Speeding through the Lead/Coal corridor that connects Nob Hill to Downtown has been a persistent problem over the years. Some neighbors fought to convert the one-ways to two-way roads to slow down traffic. In 2010, a $26 million renovation project kept the direction down the east and west routes the same, but construction narrowed roads, widened sidewalks for pedestrians and designated bike lanes.
But some residents said speeding is still a problem.
“I’ll hear ‘zoom!'” said Nob Hill resident Tom Sicmic. “One of these days, a car is going to come right through and go right through my house. That’s my fear.”
Sicmic lives right along Coal Avenue.
“The street is in better condition (after construction), so people are going faster,” Sicmic said.
Other residents said the timed traffic lights down the stretch add to the speeding problem.
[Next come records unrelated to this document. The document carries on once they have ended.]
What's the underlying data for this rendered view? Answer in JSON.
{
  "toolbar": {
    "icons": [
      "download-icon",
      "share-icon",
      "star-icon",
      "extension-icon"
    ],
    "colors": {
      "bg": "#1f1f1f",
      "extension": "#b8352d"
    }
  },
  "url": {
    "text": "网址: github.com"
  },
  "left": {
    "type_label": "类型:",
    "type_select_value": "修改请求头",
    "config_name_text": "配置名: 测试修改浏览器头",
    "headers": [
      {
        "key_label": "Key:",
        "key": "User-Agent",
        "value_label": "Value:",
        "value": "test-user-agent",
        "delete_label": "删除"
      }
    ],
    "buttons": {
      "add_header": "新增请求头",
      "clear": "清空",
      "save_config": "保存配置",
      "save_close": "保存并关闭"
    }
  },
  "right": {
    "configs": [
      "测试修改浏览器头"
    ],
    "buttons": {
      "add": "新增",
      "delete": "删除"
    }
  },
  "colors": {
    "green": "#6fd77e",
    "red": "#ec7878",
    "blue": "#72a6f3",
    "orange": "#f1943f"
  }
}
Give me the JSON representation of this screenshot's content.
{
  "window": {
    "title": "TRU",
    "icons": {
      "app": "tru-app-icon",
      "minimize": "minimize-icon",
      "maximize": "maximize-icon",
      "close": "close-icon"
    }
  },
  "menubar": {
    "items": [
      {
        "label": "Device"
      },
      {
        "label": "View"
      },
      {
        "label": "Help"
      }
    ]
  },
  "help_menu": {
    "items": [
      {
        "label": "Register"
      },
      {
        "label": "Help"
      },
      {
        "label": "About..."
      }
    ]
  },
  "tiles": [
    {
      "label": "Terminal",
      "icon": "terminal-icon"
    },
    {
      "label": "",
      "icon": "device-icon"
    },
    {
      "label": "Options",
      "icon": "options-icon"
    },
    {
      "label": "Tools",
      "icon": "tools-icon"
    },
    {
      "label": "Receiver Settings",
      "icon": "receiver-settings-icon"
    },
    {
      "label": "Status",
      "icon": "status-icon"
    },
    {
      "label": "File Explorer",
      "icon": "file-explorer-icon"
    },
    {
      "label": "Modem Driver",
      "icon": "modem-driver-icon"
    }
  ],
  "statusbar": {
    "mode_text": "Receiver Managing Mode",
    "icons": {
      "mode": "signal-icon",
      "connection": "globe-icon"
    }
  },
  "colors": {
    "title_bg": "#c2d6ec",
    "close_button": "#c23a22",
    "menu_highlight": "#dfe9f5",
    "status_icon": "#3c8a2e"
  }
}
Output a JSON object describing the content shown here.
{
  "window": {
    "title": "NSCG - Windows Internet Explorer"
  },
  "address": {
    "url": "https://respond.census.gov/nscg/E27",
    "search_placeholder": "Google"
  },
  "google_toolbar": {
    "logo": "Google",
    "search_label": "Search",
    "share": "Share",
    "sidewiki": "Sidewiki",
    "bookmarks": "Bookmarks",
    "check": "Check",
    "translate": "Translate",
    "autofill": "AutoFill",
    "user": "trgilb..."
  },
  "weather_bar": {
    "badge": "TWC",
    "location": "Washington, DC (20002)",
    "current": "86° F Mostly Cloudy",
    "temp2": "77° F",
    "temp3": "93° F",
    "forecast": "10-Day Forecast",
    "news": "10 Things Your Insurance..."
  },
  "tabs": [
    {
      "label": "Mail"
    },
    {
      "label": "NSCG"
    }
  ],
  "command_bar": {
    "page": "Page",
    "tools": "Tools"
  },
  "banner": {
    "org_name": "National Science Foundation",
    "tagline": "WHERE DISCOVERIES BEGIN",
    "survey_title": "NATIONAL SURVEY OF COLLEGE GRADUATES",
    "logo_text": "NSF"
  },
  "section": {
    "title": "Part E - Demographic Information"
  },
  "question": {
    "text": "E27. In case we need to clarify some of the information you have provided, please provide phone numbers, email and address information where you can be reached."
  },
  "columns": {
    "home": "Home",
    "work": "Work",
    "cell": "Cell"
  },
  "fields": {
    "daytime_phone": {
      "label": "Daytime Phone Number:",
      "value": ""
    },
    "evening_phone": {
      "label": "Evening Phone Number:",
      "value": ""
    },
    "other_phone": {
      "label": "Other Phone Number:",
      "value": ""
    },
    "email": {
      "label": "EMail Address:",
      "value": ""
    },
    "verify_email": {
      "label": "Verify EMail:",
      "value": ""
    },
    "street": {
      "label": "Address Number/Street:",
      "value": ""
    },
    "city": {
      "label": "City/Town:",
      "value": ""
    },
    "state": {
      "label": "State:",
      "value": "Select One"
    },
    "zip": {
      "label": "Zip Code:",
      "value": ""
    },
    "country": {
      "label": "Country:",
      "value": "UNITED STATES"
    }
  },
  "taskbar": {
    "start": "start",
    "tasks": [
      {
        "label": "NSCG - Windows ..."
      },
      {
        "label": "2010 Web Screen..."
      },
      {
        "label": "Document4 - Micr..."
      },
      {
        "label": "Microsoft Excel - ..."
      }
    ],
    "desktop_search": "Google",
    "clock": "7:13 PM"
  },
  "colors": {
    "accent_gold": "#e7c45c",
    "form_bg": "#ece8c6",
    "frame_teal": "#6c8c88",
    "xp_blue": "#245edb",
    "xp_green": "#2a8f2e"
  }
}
Waters said he’s asked city officials to mis-time the lights, especially at night, to slow drivers down.
“If they weren’t exactly timed at 30 (miles an hour) or even if they went to four-way stops at some places, you’d have to come to a complete stop, look and then go, I think it would just slow things down a bit,” Waters said.
City Municipal Development Director Michael Riordan said engineering isn’t the issue.
“Fifteen percent of the people are going to do whatever they were going to do, no matter what,” Riordan said. “That’s where you need education and enforcement to come in.”
Riordan said he hasn’t heard complaints about speeding through the Lead/Coal corridor.
Albuquerque Police officers, however, have.
“Lead/Coal has a high degree of speeders that are out there,” said APD officer A.C. Rodriguez, a seven-year veteran of the department’s Traffic Unit. “I’ve seen people as high up as 60 in a 30 miles per hour zone.”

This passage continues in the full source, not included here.